Le jeune homme se retrouve à Hull, ville séparée d'Ottawa par la rivière des Outaouais. Mais comment traversera-t-il la frontière américaine ? Un parent, habitant au Canada, lui prête son passeport pour se rendre au cimetière de La Nouvelle-Orléans afin d'y déposer le précieux coffret qui contient les restes de sa tante. Parviendra-t-il à déjouer les douaniers ?

Ainsi s'amorce le suspense, qui entraîne dans son sillon une fine analyse de l'exil. Pourquoi fuit-on ? Le retour au passé prend sous cet angle toute sa pertinence. Que fait-on à Lomé ? On profite des miettes que les spoliateurs américains et français laissent tomber quand on ne tombe pas dans les rets des prédateurs sexuels. Tous les Togolais mènent une vie de borderline. Pour nouer avec la liberté, le jeune Sambo rôde dans le port pour monter à bord de son arche de Noé.

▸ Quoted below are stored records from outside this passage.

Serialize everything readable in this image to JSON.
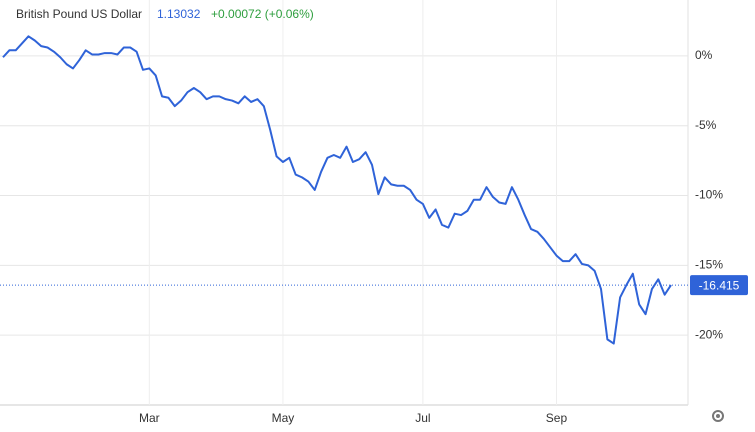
{
  "chart_data": {
    "type": "line",
    "title": "British Pound US Dollar",
    "price": "1.13032",
    "change": "+0.00072 (+0.06%)",
    "categories": [
      null,
      null,
      null,
      null,
      null,
      null,
      null,
      null,
      null,
      null,
      null,
      null,
      null,
      null,
      null,
      null,
      null,
      null,
      null,
      null,
      null,
      null,
      null,
      "Mar",
      null,
      null,
      null,
      null,
      null,
      null,
      null,
      null,
      null,
      null,
      null,
      null,
      null,
      null,
      null,
      null,
      null,
      null,
      null,
      null,
      "May",
      null,
      null,
      null,
      null,
      null,
      null,
      null,
      null,
      null,
      null,
      null,
      null,
      null,
      null,
      null,
      null,
      null,
      null,
      null,
      null,
      null,
      "Jul",
      null,
      null,
      null,
      null,
      null,
      null,
      null,
      null,
      null,
      null,
      null,
      null,
      null,
      null,
      null,
      null,
      null,
      null,
      null,
      null,
      "Sep",
      null,
      null,
      null,
      null,
      null,
      null,
      null,
      null,
      null,
      null,
      null,
      null,
      null,
      null,
      null,
      null,
      null,
      null
    ],
    "series": [
      {
        "name": "British Pound US Dollar",
        "color": "#2f63d8",
        "values": [
          -0.1,
          0.4,
          0.4,
          0.9,
          1.4,
          1.1,
          0.7,
          0.6,
          0.3,
          -0.1,
          -0.6,
          -0.9,
          -0.3,
          0.4,
          0.1,
          0.1,
          0.2,
          0.2,
          0.1,
          0.6,
          0.6,
          0.3,
          -1.0,
          -0.9,
          -1.4,
          -2.9,
          -3.0,
          -3.6,
          -3.2,
          -2.6,
          -2.3,
          -2.6,
          -3.1,
          -2.9,
          -2.9,
          -3.1,
          -3.2,
          -3.4,
          -2.9,
          -3.3,
          -3.1,
          -3.6,
          -5.3,
          -7.2,
          -7.6,
          -7.3,
          -8.5,
          -8.7,
          -9.0,
          -9.6,
          -8.3,
          -7.3,
          -7.1,
          -7.3,
          -6.5,
          -7.6,
          -7.4,
          -6.9,
          -7.8,
          -9.9,
          -8.7,
          -9.2,
          -9.3,
          -9.3,
          -9.6,
          -10.3,
          -10.6,
          -11.6,
          -11.0,
          -12.1,
          -12.3,
          -11.3,
          -11.4,
          -11.1,
          -10.3,
          -10.3,
          -9.4,
          -10.1,
          -10.5,
          -10.6,
          -9.4,
          -10.3,
          -11.4,
          -12.4,
          -12.6,
          -13.1,
          -13.7,
          -14.3,
          -14.7,
          -14.7,
          -14.2,
          -14.9,
          -15.0,
          -15.4,
          -16.7,
          -20.3,
          -20.6,
          -17.3,
          -16.4,
          -15.6,
          -17.8,
          -18.5,
          -16.7,
          -16.0,
          -17.1,
          -16.415
        ]
      }
    ],
    "ylim": [
      -25,
      4
    ],
    "yticks": [
      {
        "value": 0,
        "label": "0%"
      },
      {
        "value": -5,
        "label": "-5%"
      },
      {
        "value": -10,
        "label": "-10%"
      },
      {
        "value": -15,
        "label": "-15%"
      },
      {
        "value": -20,
        "label": "-20%"
      }
    ],
    "grid": true
  }
}
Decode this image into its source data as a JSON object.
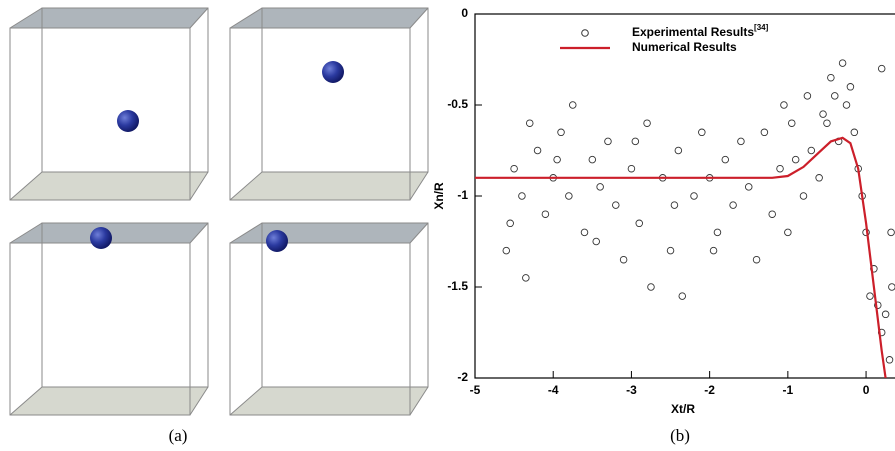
{
  "captions": {
    "a": "(a)",
    "b": "(b)"
  },
  "chart_data": {
    "type": "scatter-line",
    "xlabel": "Xt/R",
    "ylabel": "Xn/R",
    "xlim": [
      -5,
      0.37
    ],
    "ylim": [
      -2,
      0
    ],
    "xticks": [
      -5,
      -4,
      -3,
      -2,
      -1,
      0
    ],
    "yticks": [
      0,
      -0.5,
      -1,
      -1.5,
      -2
    ],
    "grid": false,
    "legend": "top-left",
    "series": [
      {
        "name": "Experimental Results",
        "name_superscript": "[34]",
        "kind": "markers",
        "color": "#333333",
        "x": [
          -4.6,
          -4.5,
          -4.4,
          -4.35,
          -4.3,
          -4.2,
          -4.1,
          -4.0,
          -3.9,
          -3.8,
          -3.75,
          -3.6,
          -3.5,
          -3.4,
          -3.3,
          -3.2,
          -3.1,
          -3.0,
          -2.9,
          -2.8,
          -2.75,
          -2.6,
          -2.5,
          -2.4,
          -2.35,
          -2.2,
          -2.1,
          -2.0,
          -1.9,
          -1.8,
          -1.7,
          -1.6,
          -1.5,
          -1.4,
          -1.3,
          -1.2,
          -1.1,
          -1.0,
          -0.9,
          -0.8,
          -0.7,
          -0.6,
          -0.55,
          -0.5,
          -0.45,
          -0.4,
          -0.35,
          -0.3,
          -0.25,
          -0.2,
          -0.15,
          -0.1,
          -0.05,
          0.0,
          0.05,
          0.1,
          0.15,
          0.2,
          0.25,
          0.3,
          0.32,
          0.33,
          -4.55,
          -3.95,
          -2.95,
          -1.95,
          -0.95,
          -0.75,
          0.2,
          -1.05,
          -3.45,
          -2.45
        ],
        "values": [
          -1.3,
          -0.85,
          -1.0,
          -1.45,
          -0.6,
          -0.75,
          -1.1,
          -0.9,
          -0.65,
          -1.0,
          -0.5,
          -1.2,
          -0.8,
          -0.95,
          -0.7,
          -1.05,
          -1.35,
          -0.85,
          -1.15,
          -0.6,
          -1.5,
          -0.9,
          -1.3,
          -0.75,
          -1.55,
          -1.0,
          -0.65,
          -0.9,
          -1.2,
          -0.8,
          -1.05,
          -0.7,
          -0.95,
          -1.35,
          -0.65,
          -1.1,
          -0.85,
          -1.2,
          -0.8,
          -1.0,
          -0.75,
          -0.9,
          -0.55,
          -0.6,
          -0.35,
          -0.45,
          -0.7,
          -0.27,
          -0.5,
          -0.4,
          -0.65,
          -0.85,
          -1.0,
          -1.2,
          -1.55,
          -1.4,
          -1.6,
          -1.75,
          -1.65,
          -1.9,
          -1.2,
          -1.5,
          -1.15,
          -0.8,
          -0.7,
          -1.3,
          -0.6,
          -0.45,
          -0.3,
          -0.5,
          -1.25,
          -1.05
        ]
      },
      {
        "name": "Numerical Results",
        "kind": "line",
        "color": "#cc1f2a",
        "x": [
          -5,
          -4,
          -3,
          -2,
          -1.2,
          -1,
          -0.8,
          -0.6,
          -0.45,
          -0.3,
          -0.2,
          -0.1,
          0,
          0.1,
          0.2,
          0.25
        ],
        "values": [
          -0.9,
          -0.9,
          -0.9,
          -0.9,
          -0.9,
          -0.89,
          -0.84,
          -0.76,
          -0.7,
          -0.68,
          -0.71,
          -0.85,
          -1.15,
          -1.5,
          -1.85,
          -2
        ]
      }
    ]
  }
}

Son parcours l'amène au Québec, où il fait la connaissance de Louise Hébert sur le quai de la station d'autocars. Rencontre salvatrice qui allume une lumière au bout du tunnel. Autant que Sambo, cette dernière fuit le passé. Un passé entaché dès sa naissance par le viol de sa mère.

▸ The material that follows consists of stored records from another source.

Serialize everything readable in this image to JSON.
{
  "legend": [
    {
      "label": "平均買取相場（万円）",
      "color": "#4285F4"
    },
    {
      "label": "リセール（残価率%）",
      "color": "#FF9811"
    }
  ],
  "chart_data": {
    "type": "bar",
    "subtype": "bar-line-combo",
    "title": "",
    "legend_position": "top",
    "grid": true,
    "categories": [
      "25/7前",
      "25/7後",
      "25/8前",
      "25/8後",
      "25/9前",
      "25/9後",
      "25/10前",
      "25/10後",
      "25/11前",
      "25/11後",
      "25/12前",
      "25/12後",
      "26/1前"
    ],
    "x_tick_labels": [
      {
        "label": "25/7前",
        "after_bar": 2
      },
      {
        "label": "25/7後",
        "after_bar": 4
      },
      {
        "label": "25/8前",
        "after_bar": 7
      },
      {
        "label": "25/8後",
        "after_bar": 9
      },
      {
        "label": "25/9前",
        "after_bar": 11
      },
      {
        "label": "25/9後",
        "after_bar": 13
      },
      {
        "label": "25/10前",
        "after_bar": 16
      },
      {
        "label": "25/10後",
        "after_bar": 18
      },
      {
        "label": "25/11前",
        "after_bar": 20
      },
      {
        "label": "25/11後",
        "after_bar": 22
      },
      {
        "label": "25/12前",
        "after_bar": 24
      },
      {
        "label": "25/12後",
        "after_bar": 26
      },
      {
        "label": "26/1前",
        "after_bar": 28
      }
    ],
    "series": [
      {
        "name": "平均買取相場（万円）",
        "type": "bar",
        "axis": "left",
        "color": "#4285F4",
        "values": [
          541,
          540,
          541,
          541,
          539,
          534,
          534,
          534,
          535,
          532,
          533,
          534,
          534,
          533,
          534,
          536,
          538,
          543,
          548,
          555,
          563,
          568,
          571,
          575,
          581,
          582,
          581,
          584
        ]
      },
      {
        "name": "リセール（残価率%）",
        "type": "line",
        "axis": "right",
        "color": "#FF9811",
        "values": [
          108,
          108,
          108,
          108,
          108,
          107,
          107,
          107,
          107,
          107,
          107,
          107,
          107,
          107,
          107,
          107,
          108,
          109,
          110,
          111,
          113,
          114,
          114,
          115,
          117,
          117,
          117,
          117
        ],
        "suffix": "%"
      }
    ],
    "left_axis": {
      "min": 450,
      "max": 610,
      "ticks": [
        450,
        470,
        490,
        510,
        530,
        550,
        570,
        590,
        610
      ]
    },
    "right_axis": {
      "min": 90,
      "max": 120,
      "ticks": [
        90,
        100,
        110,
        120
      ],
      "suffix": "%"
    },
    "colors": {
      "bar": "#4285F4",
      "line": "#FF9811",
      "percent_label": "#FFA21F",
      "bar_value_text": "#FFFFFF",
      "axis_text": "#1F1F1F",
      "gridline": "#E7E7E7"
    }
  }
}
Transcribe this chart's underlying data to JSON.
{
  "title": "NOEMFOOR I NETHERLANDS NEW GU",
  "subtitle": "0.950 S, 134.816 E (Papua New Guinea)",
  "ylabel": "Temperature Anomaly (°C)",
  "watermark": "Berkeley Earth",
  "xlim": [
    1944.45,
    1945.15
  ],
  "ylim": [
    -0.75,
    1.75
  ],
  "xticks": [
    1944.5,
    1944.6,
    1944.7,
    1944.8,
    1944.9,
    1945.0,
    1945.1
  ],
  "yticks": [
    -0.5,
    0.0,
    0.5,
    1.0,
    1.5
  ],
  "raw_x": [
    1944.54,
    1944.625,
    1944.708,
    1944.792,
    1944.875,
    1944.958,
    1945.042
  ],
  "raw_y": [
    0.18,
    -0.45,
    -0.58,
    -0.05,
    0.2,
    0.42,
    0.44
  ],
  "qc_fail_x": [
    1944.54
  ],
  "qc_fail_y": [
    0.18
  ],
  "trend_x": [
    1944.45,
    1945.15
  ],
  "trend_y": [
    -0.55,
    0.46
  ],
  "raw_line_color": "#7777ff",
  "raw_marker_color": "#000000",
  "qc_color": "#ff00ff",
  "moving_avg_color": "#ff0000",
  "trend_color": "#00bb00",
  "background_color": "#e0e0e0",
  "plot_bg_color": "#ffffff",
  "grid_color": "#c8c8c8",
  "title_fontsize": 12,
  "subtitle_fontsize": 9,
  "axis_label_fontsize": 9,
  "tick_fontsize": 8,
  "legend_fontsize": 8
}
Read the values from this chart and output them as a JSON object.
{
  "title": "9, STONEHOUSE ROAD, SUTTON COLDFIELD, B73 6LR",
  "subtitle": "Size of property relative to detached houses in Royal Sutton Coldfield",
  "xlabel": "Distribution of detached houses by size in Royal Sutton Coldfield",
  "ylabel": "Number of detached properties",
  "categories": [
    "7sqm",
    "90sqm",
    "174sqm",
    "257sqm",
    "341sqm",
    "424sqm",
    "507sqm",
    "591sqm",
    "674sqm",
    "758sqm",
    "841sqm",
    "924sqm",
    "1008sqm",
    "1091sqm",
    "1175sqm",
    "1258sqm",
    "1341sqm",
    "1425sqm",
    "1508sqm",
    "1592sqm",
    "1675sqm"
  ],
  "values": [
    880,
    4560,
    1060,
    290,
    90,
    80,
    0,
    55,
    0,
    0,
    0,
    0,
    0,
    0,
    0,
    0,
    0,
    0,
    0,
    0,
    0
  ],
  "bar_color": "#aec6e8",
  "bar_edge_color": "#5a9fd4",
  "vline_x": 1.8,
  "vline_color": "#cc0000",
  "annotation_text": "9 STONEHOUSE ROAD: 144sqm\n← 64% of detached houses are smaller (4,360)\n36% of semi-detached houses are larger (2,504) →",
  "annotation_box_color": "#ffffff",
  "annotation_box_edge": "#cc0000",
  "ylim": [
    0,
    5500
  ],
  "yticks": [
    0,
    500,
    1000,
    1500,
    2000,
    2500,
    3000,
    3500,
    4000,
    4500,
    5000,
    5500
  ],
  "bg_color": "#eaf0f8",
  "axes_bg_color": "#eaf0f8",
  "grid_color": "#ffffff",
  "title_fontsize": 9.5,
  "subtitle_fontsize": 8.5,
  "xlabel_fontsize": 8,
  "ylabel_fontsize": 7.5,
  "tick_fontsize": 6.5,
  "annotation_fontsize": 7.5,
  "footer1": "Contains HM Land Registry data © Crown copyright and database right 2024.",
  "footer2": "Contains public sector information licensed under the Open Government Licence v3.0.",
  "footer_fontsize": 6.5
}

Sur cette trame toute simple, l'auteur tisse une toile qui rend compte de toutes les nuances du départ. Rien n'est gratuit. C'est le souffle de la vie qui pousse vers des horizons nouveaux. Un souffle soutenu avec vigueur par un auteur qui manie le lyrisme sans tomber dans un sentimentalisme qui ferait perdre toute crédibilité à son roman. Bref, ça frise le chef-d'œuvre.